South Africa’s defence company Hensoldt has been selling it’s gimbal products to countries buying the Turkish-made Bayraktar TB2 drones, albeit discreetly.
Military Africa has tracked at least three users of Hensoldt’s ARGOS-II HDT EO/FLIR Airborne Observation System, instead of the usual Canadian L3 WESCAM MX-15D, or Turkish Aselsan CATS gimbal on their Bayraktar TB2s.
Pakistan, Turkmenistan and Azerbaijan were supplied Hensoldt’s ARGOS-II HDT EO/FLIR Airborne Observation System for their Bayraktar TB2 drones,veven though both countries were listed to have procured either Canadian WESCAM MX-15D, or Turkish Aselsan CATS gimbal on their Bayraktar TB2s.
In September 2020, In the Canadian city of Burlington, activists protested against the L3 Harris WESCAM company for selling technology for armed drones to Turkey.
According to the activists, Ankara uses these drones for serious war crimes such as the targeted killing of civilians. In doing so, the Canadian government is violating the international Arms Trade Treaty (ATT).
The Bayraktar TB2, equipped with the WESCAM MX-15D, is most commonly used by Turkey “for domestic counter-insurgency operations,” according to Project Ploughshares.
Turkey has been a significant customer for Canada’s defence industry.
The Canadian-made surveillance systems played a role in Turkish drone attacks in Northern Kurdistan in 2015 during the military siege of cities where self-governance was declared.
In March 2021, released documents of the Standing Committee on Foreign Affairs and International Development of the Canadian House of Commons revealed that Turkey applied to supply L3 WESCAM for Azerbaijan, the Armenian National Committee of Canada (ANCC) said.
The documents released to a Parliamentary committee showed how Canadian-made air-strike targeting gear ended up in the 2020 Azerbaijan-Armenia conflict in Nagorno-Karabakh, explicitly mentioning the Azerbaijani Airforce as the end-user of the product, ANCC said.
“The Canadian government has a moral duty to categorically deny these permits and send a clear message to Ankara and Baku that Canada will not be complicit in their crimes against humanity,” ANCC said.
Canada revoked the export of the L3 WESCAM MX-15D to Turkey when reports surfaced proving that the Turkish drones were used against Armenians in Nagorno-Karabakh.
Canada had earlier issued export permits in May 2020 for the delivery of seven MX-15D air-strike targeting systems made by L3Harris Wescam to Turkish drone-maker Baykar despite an arms embargo in place since late 2019 that prohibited the export of most categories of military gear to Turkish customers.
Canada also stated that Turkish drones were also used in Libya and that this was a violation of the United Nations’ embargo.
Canada had previously suspended export permits in October 2019 due to Turkey’s operations in Syria, and permits were granted again in May 2020.
Subsequently, stung by the Canadian government’s decision to ban the export of L3 WESCAM MX-15D optics and targeting systems to Turkey, the country’s largest drone producer Baykar announced in April 2021 that they have developed their own technology and no longer need the Canadian devices.
Canadian defence experts say they doubt that Turkey’s domestically produced Aselsan CATS optical sensors are as good as WESCAM’s and argued that Ankara’s repeated attempts to reverse the ban at the highest political levels — which included a personal overture by Erdogan to Prime Minister Justin Trudeau last spring — strongly supports the case.
Citing that ASELSAN CATS is about 20 kilograms heavier than WESCAM’s MX-15 pod installed on the Bayraktar TB2s.
Later in 2021, ASELSAN, the leading company of the Turkish defense industry, announced the completion of their own optical system.

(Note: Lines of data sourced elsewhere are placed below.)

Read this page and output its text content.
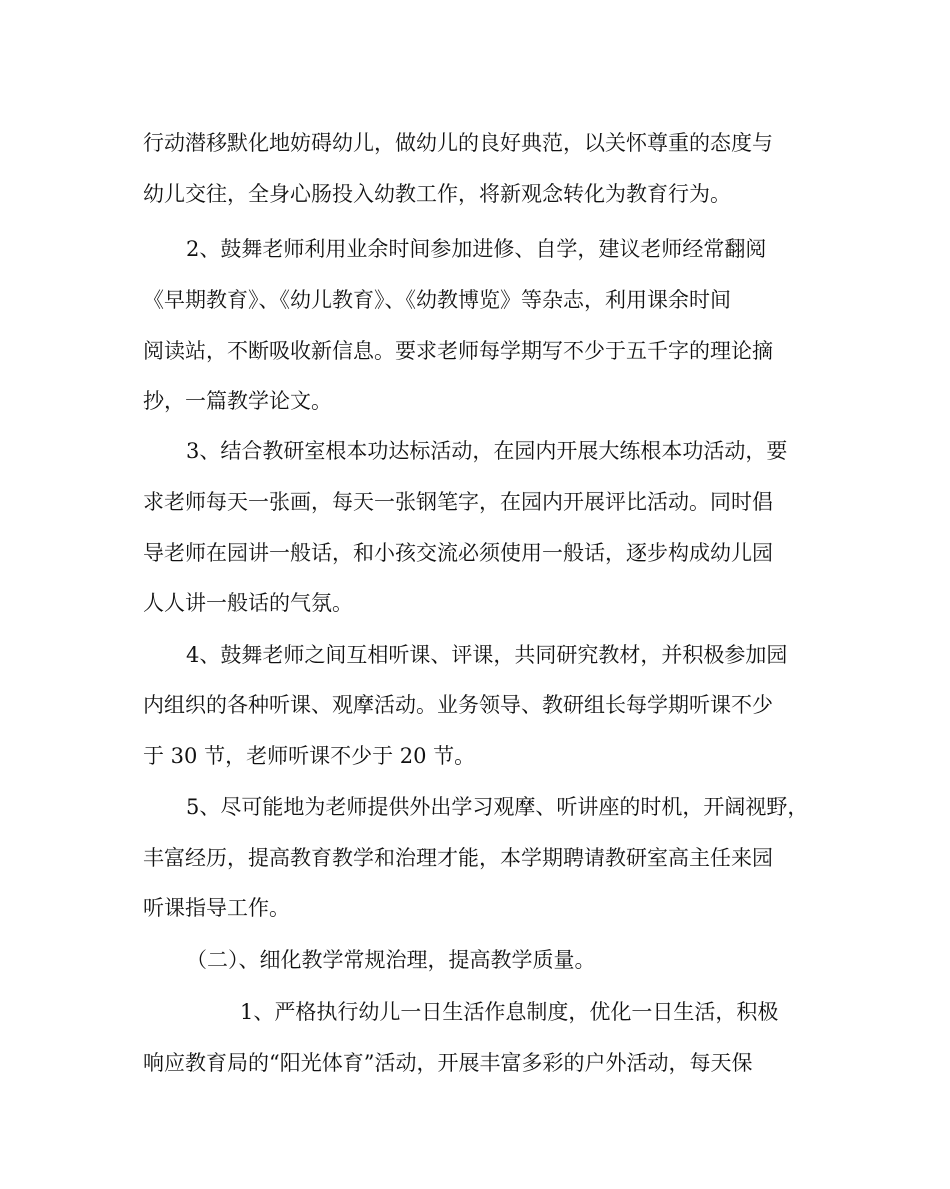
行动潜移默化地妨碍幼儿，做幼儿的良好典范，以关怀尊重的态度与
幼儿交往，全身心肠投入幼教工作，将新观念转化为教育行为。
2、鼓舞老师利用业余时间参加进修、自学，建议老师经常翻阅
《早期教育》、《幼儿教育》、《幼教博览》等杂志，利用课余时间
阅读站，不断吸收新信息。要求老师每学期写不少于五千字的理论摘
抄，一篇教学论文。
3、结合教研室根本功达标活动，在园内开展大练根本功活动，要
求老师每天一张画，每天一张钢笔字，在园内开展评比活动。同时倡
导老师在园讲一般话，和小孩交流必须使用一般话，逐步构成幼儿园
人人讲一般话的气氛。
4、鼓舞老师之间互相听课、评课，共同研究教材，并积极参加园
内组织的各种听课、观摩活动。业务领导、教研组长每学期听课不少
于 30 节，老师听课不少于 20 节。
5、尽可能地为老师提供外出学习观摩、听讲座的时机，开阔视野，
丰富经历，提高教育教学和治理才能，本学期聘请教研室高主任来园
听课指导工作。
（二）、细化教学常规治理，提高教学质量。
1、严格执行幼儿一日生活作息制度，优化一日生活，积极
响应教育局的“阳光体育”活动，开展丰富多彩的户外活动，每天保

In the statement made on ASELSAN’s official Twitter account, “As Turkey’s ASELSAN, we are at the service of our nation with our domestic and national electro-optical reconnaissance, surveillance and targeting system CATS.”
Although, recently delivered Bayraktar TB2 for the Malian Air Force are equipped with the Turkish-made Aselsan CATS camera turret, the replacement for the L3 Wescam MX-15D.

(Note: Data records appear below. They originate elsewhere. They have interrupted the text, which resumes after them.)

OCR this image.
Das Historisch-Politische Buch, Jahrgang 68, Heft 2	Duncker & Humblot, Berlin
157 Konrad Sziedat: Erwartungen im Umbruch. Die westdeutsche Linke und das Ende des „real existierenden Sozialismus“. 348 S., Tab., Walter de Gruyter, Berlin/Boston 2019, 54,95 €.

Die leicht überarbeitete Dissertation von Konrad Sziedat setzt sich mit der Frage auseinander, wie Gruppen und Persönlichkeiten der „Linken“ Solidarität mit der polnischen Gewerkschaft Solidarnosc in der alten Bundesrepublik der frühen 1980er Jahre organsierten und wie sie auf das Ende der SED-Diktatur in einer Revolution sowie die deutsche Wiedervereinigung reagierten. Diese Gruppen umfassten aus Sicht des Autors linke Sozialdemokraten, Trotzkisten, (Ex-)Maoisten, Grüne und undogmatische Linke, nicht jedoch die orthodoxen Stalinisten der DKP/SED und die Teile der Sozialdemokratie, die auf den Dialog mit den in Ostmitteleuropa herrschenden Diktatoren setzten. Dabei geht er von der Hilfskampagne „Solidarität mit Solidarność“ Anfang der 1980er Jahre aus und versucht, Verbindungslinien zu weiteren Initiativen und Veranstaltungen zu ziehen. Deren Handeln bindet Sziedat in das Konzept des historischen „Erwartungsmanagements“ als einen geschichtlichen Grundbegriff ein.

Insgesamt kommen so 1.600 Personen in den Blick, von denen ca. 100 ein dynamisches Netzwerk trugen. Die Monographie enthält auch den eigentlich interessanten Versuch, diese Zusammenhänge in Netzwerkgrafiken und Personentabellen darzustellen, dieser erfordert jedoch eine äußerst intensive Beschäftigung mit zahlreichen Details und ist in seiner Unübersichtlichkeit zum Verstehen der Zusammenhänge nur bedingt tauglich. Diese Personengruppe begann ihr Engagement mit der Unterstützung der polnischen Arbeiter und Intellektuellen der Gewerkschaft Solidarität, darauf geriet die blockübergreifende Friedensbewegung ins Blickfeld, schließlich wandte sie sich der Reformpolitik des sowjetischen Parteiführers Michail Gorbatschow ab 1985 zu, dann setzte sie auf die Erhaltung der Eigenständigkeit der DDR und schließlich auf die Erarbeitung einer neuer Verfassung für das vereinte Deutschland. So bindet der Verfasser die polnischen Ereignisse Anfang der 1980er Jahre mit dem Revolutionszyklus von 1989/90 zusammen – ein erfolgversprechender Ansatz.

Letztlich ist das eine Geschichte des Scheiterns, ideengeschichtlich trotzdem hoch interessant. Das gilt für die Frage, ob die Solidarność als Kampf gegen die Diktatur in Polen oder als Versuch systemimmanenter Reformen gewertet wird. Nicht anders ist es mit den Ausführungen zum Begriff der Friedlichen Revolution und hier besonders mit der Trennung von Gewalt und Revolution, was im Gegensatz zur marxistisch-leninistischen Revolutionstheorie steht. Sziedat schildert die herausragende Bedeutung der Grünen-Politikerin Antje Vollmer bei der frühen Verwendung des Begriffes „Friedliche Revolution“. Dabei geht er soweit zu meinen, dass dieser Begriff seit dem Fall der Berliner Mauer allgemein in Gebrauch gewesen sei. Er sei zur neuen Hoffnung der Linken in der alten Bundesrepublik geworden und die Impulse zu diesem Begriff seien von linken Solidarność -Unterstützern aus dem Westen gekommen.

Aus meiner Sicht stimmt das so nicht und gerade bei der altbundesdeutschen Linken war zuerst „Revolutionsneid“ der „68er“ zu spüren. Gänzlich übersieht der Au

However, Ankara’s customers, including Poland, Pakistan, Azerbaijan and Turkmenistan, were not convinced of ASELSAN CATS’ capabilities, and thus opted for the South African Hensoldt ARGOS-II HDT EO/FLIR Airborne Observation System.
HENSOLDT had consolidated its two South African subsidiaries, GEW Technologies (Pty) Ltd and HENSOLDT Optronics (Pty) Ltd, under the HENSOLDT brand.
This strategic move leveraged HENSOLDT’s global footprint to open new market opportunities for the company’s South African products, such as jammers, RF direction finders, and gimbals.
Hensoldt’s Milkor 380 UAV has the same FLIR system.
Despite Turkey’s matured defence industry, it still depend on South Africa for many of its military equipment needs, such as in May 2020 when several Turkish military A400M strategic airlift aircraft loaded with military equipment left South Africa.